Here is Rozzel’s argument:
“The CenterPoint System does not look like the hypothetical system shown on Appendix A in the Draft Policy Statement. The CenterPoint Control Center is and will remain isolated from the CenterPoint inter-company system that manages the connections with retail customers through the smart meters. There is no communications link between CenterPoint’s customers and the CenterPoint Control Center or the ERCOT dispatcher…
“CenterPoint has a connection to the Internet through its website … but the various components of the intra-company system are separated by multiple layers of protection… The separate components of the CenterPoint intra-company system are isolated…

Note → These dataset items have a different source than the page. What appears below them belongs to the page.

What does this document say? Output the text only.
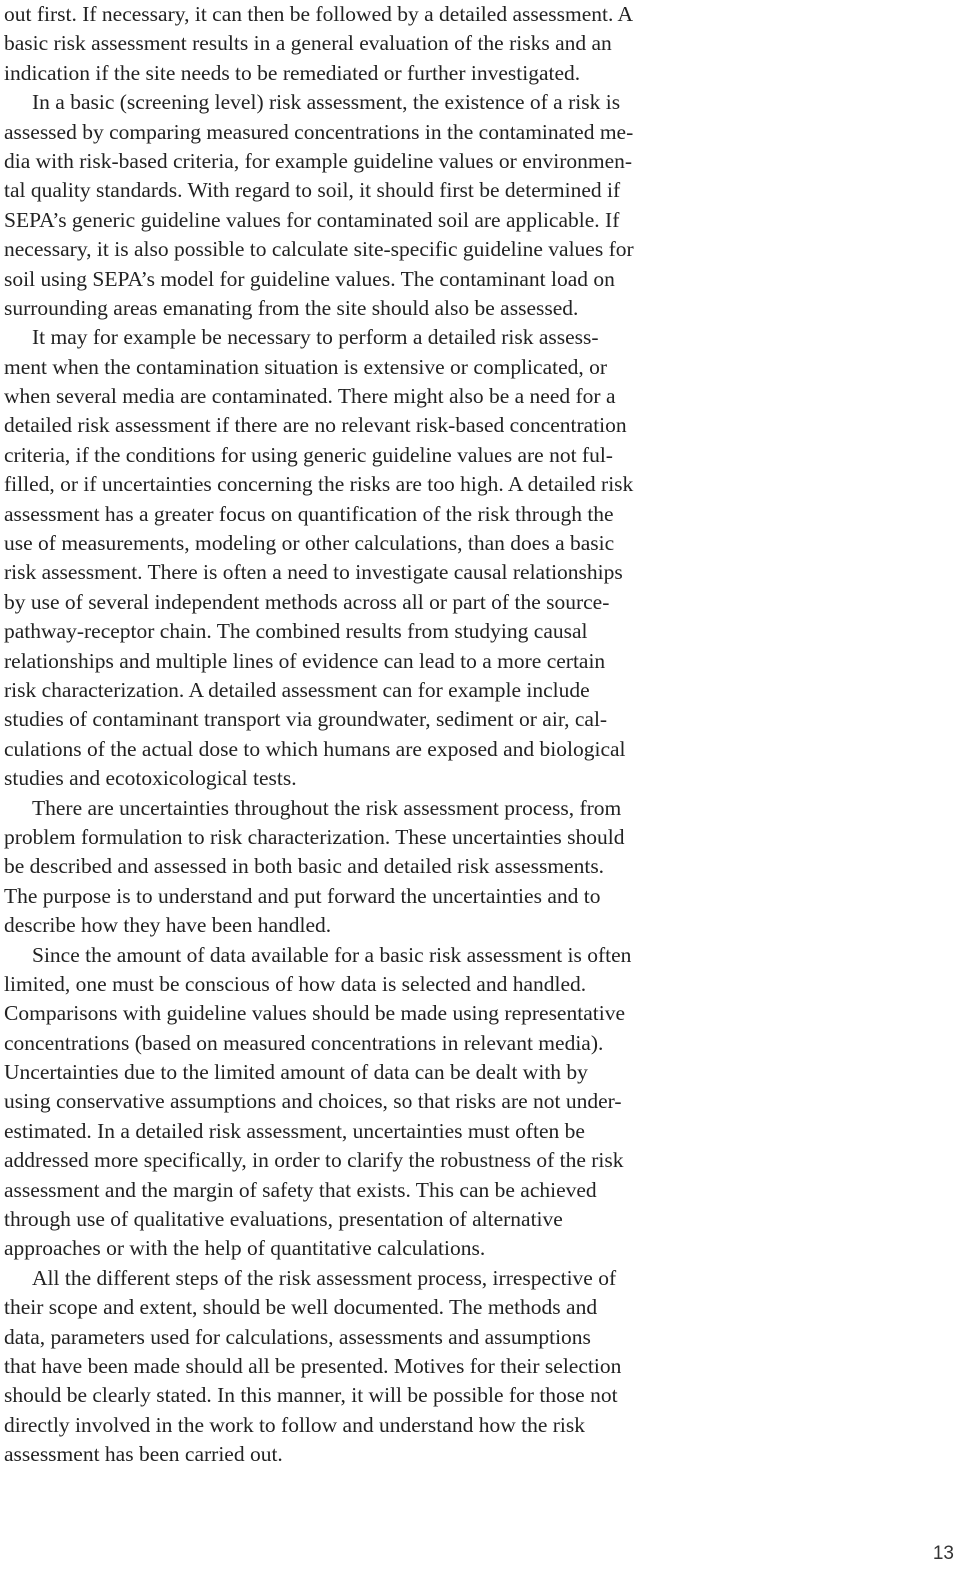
out first. If necessary, it can then be followed by a detailed assessment. A
basic risk assessment results in a general evaluation of the risks and an
indication if the site needs to be remediated or further investigated.
In a basic (screening level) risk assessment, the existence of a risk is
assessed by comparing measured concentrations in the contaminated me-
dia with risk-based criteria, for example guideline values or environmen-
tal quality standards. With regard to soil, it should first be determined if
SEPA’s generic guideline values for contaminated soil are applicable. If
necessary, it is also possible to calculate site-specific guideline values for
soil using SEPA’s model for guideline values. The contaminant load on
surrounding areas emanating from the site should also be assessed.
It may for example be necessary to perform a detailed risk assess-
ment when the contamination situation is extensive or complicated, or
when several media are contaminated. There might also be a need for a
detailed risk assessment if there are no relevant risk-based concentration
criteria, if the conditions for using generic guideline values are not ful-
filled, or if uncertainties concerning the risks are too high. A detailed risk
assessment has a greater focus on quantification of the risk through the
use of measurements, modeling or other calculations, than does a basic
risk assessment. There is often a need to investigate causal relationships
by use of several independent methods across all or part of the source-
pathway-receptor chain. The combined results from studying causal
relationships and multiple lines of evidence can lead to a more certain
risk characterization. A detailed assessment can for example include
studies of contaminant transport via groundwater, sediment or air, cal-
culations of the actual dose to which humans are exposed and biological
studies and ecotoxicological tests.
There are uncertainties throughout the risk assessment process, from
problem formulation to risk characterization. These uncertainties should
be described and assessed in both basic and detailed risk assessments.
The purpose is to understand and put forward the uncertainties and to
describe how they have been handled.
Since the amount of data available for a basic risk assessment is often
limited, one must be conscious of how data is selected and handled.
Comparisons with guideline values should be made using representative
concentrations (based on measured concentrations in relevant media).
Uncertainties due to the limited amount of data can be dealt with by
using conservative assumptions and choices, so that risks are not under-
estimated. In a detailed risk assessment, uncertainties must often be
addressed more specifically, in order to clarify the robustness of the risk
assessment and the margin of safety that exists. This can be achieved
through use of qualitative evaluations, presentation of alternative
approaches or with the help of quantitative calculations.
All the different steps of the risk assessment process, irrespective of
their scope and extent, should be well documented. The methods and
data, parameters used for calculations, assessments and assumptions
that have been made should all be presented. Motives for their selection
should be clearly stated. In this manner, it will be possible for those not
directly involved in the work to follow and understand how the risk
assessment has been carried out.
13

“Security begins with selecting a state-of-the-art advance metering system, which for CenterPoint includes the Itron OpenWay system using Itron’s Advanced Security architecture…(see Figure 1, CenterPoint Energy Utility System, p.30).
“A hacker would greatly complicate his task by trying to enter the CenterPoint intra-company system through the meter. He would have to steal the encryption keys, overcome the built-in hardware that cannot be altered, and if someone were able to do all that they would discover that there is a very small amount of capacity (1,900 B00 rate) in the link between the meter and the cell relay link to the CenterPoint data collection system. And all the hacker would have achieved would be to access a limited amount of customer usage data.”
Thus, Rozzell and CenterPoint say “there is no reason” why those utilities that have received state approval should not continue to proceed as quickly as possible with their own smart-grid deployments, even if FERC has not yet set its own policy.
“And no reason,” writes Rozell, “for DOE to delay funding their projects.”